The NCAA's Committee on Women's Athletics sent president Mark Emmert a letter asking the league to investigate the unequal training accommodations at the women's March Madness tournament in San Antonio.
The letter, sent by committee chair Suzette McQueen, addressed how the women's programs had less access to weight rooms and equipment than the men's teams received at their respective NCAA tournaments.
"I write to express the committee's shock and disappointment over the disparate treatment in the NCAA Division I Basketball Tournament and the inequitable availability of strength training facilities. This appears to extend to limited food options and other tournament amenities," the letter said.
"It undermines the NCAA's authority as a proponent and guarantor of Title IX protections, and it sets women's college athletics back across the country."
In response to public complaints from several team's performance coaches and WNBA players about the unequal accommodations, an NCAA representative told The Washington Post's Molly Hensley-Clancy on Thursday that it didn't think there would be enough space for full weight rooms because the convention center hosting the women's tournament is smaller.
"We acknowledge that some of the amenities teams would typically have access to have not been as available inside the controlled environment," NCAA vice president Lynn Holzman told the Post in a statement. "In part, this is due to the limited space and the original plan was to expand the workout area once additional space was available later in the tournament.
"However, we want to be responsive to the needs of our participating teams, and we are actively working to enhance existing resources at practice courts, including additional weight training equipment."
That explanation wasn't a satisfactory excuse for some coaches and players. Will Abrams, the director of player development for the Rutgers women's team, tweeted a video of a large, open gymnasium with the caption, "Not enough space."

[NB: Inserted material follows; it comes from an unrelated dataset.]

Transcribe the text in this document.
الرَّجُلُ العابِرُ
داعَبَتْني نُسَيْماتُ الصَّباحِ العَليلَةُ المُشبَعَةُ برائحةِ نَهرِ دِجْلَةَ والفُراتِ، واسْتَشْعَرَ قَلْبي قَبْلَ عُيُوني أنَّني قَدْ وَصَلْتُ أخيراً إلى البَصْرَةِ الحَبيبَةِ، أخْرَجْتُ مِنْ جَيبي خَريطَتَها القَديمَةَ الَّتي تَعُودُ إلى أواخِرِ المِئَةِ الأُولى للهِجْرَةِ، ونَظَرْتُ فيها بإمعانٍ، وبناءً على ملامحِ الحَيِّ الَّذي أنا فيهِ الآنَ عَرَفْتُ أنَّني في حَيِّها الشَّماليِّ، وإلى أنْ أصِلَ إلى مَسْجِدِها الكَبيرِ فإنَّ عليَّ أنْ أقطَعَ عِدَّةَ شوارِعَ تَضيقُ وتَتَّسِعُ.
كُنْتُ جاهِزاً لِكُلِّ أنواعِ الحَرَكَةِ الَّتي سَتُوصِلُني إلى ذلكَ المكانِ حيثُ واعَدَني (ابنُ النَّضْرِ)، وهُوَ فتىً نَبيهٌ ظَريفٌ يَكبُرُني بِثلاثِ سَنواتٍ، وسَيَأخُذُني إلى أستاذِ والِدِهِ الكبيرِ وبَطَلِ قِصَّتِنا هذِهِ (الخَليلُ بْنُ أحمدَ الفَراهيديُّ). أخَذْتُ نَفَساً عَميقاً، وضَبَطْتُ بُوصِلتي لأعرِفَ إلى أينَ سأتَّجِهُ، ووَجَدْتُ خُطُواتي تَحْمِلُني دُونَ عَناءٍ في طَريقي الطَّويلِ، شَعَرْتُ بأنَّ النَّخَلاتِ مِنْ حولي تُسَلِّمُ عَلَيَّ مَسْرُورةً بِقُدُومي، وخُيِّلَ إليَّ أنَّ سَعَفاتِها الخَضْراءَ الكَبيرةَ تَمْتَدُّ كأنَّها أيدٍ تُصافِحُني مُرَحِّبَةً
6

While the men's tournament has a full weight room, the women's programs have access to six sets of dumbbells, yoga mats and a single stationary bike until the Sweet 16, according to The Athletic's Chantel Jennings.
Teams that advance to the Sweet 16 will have access to more workout equipment than they do now, though as Jennings pointed out, it'll still be less than what the men's teams have in their weight room.
Several WNBA players reacted to the unequal accommodations. Liberty's Sabrina Ionescu tweeted, "Women's @NCAA bubble weight room vs Men’s weight room... thought this was a joke. WTF is this?!? To all the women playing in the @marchmadness tournament, keep grinding!"